3. Demand a 1099 at conversion. Assuming the company doesn’t regularly issue 1099 OIDs, make sure you and the company agree upon the amount of the accrued interest being converted, and gain a commitment from the company that they will issue a 1099 INT on a timely basis. It doesn’t hurt to remind the company of this obligation about January 10th in the year following conversion
4. Talk to your accountant. Consult your accountant before you make the investment and be sure both you and the accountant understand the possible consequences of your investment. Upon conversion, make sure your accountant knows about the amount of interest converted. That way, in the event you do not receive a 1099 INT, you can be protected by reporting the interest income anyway. And, of course, you want to increase your basis in the stock by the amount of interest converted.
5. Non-interest-bearing notes don’t work. Of course, you could purchase a note that does not bear interest. But this does not solve the problem.

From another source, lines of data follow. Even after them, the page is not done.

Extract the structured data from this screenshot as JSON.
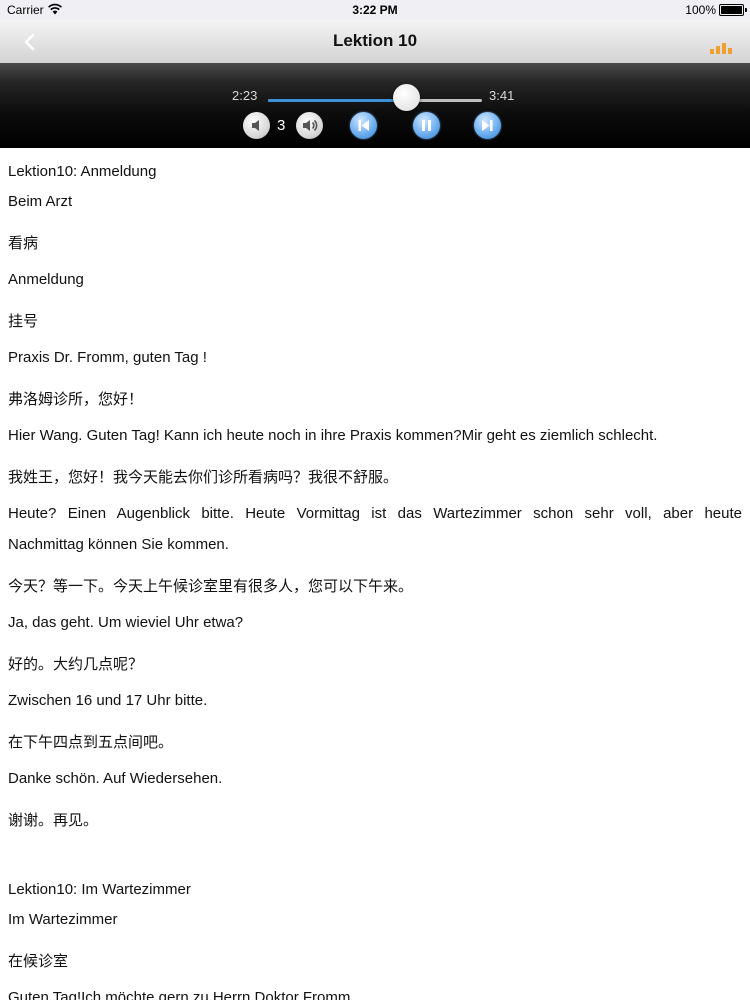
{
  "status_bar": {
    "carrier": "Carrier",
    "time": "3:22 PM",
    "battery": "100%"
  },
  "nav": {
    "title": "Lektion 10",
    "back_icon": "chevron-left-icon",
    "right_icon": "bar-chart-icon",
    "accent_color": "#f0a030"
  },
  "player": {
    "current_time": "2:23",
    "total_time": "3:41",
    "progress": 0.647,
    "volume_level": "3",
    "controls": [
      "volume-down-icon",
      "volume-up-icon",
      "skip-previous-icon",
      "pause-icon",
      "skip-next-icon"
    ],
    "accent_color": "#3d8fd8"
  },
  "content": {
    "lines": [
      "Lektion10: Anmeldung",
      "Beim Arzt",
      "看病",
      "Anmeldung",
      "挂号",
      "Praxis Dr. Fromm, guten Tag !",
      "弗洛姆诊所，您好！",
      "Hier Wang. Guten Tag! Kann ich heute noch in ihre Praxis kommen?Mir geht es ziemlich schlecht.",
      "我姓王，您好！我今天能去你们诊所看病吗？我很不舒服。",
      "Heute? Einen Augenblick bitte. Heute Vormittag ist das Wartezimmer schon sehr voll, aber heute",
      "Nachmittag können Sie kommen.",
      "今天？等一下。今天上午候诊室里有很多人，您可以下午来。",
      "Ja, das geht. Um wieviel Uhr etwa?",
      "好的。大约几点呢？",
      "Zwischen 16 und 17 Uhr bitte.",
      "在下午四点到五点间吧。",
      "Danke schön. Auf Wiedersehen.",
      "谢谢。再见。",
      "Lektion10: Im Wartezimmer",
      "Im Wartezimmer",
      "在候诊室",
      "Guten Tag!Ich möchte gern zu Herrn Doktor Fromm."
    ]
  }
}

The IRS says if there’s no stated interest, then you have in fact purchased a discounted note and must report original issue discount.
6. What about SAFEs and KISSs? If the instrument you are purchasing is not a debt of the company and does not accrue interest as is true with many (but not all) SAFEs and KISSs, then you are relieved of this entire interest accrual and reporting issue. In Loon Creek’s opinion, this may be one of the few good things about these instruments. However, avoiding the interest accrual and reporting issues may not outweigh governance and voting rights concerns associated with these instruments.
7. Convert immediately. Some notes have the right to convert at any time, not just at the next qualified financing. If this is the case, you may want to convert immediately upon purchasing, assuming you can secure the discount. While you’ll give up your rights as a creditor, it may be worth it to gain shareholder rights, avoid interest income, and start the IRS section 1202 clock running.
8. Avoid purchasing convertible notes. Some investors, Loon Creek’s principals among them, only invest in equity rounds to avoid these issues.
Clearly this is a complex topic. We’ve tried to make it simple and accurate, but the devil is always in the details. We’re not tax advisors, so please don’t rely upon this post as the final authority. As always, consult tax and legal counsel before making the investment decision or subsequent decisions regarding reporting interest income.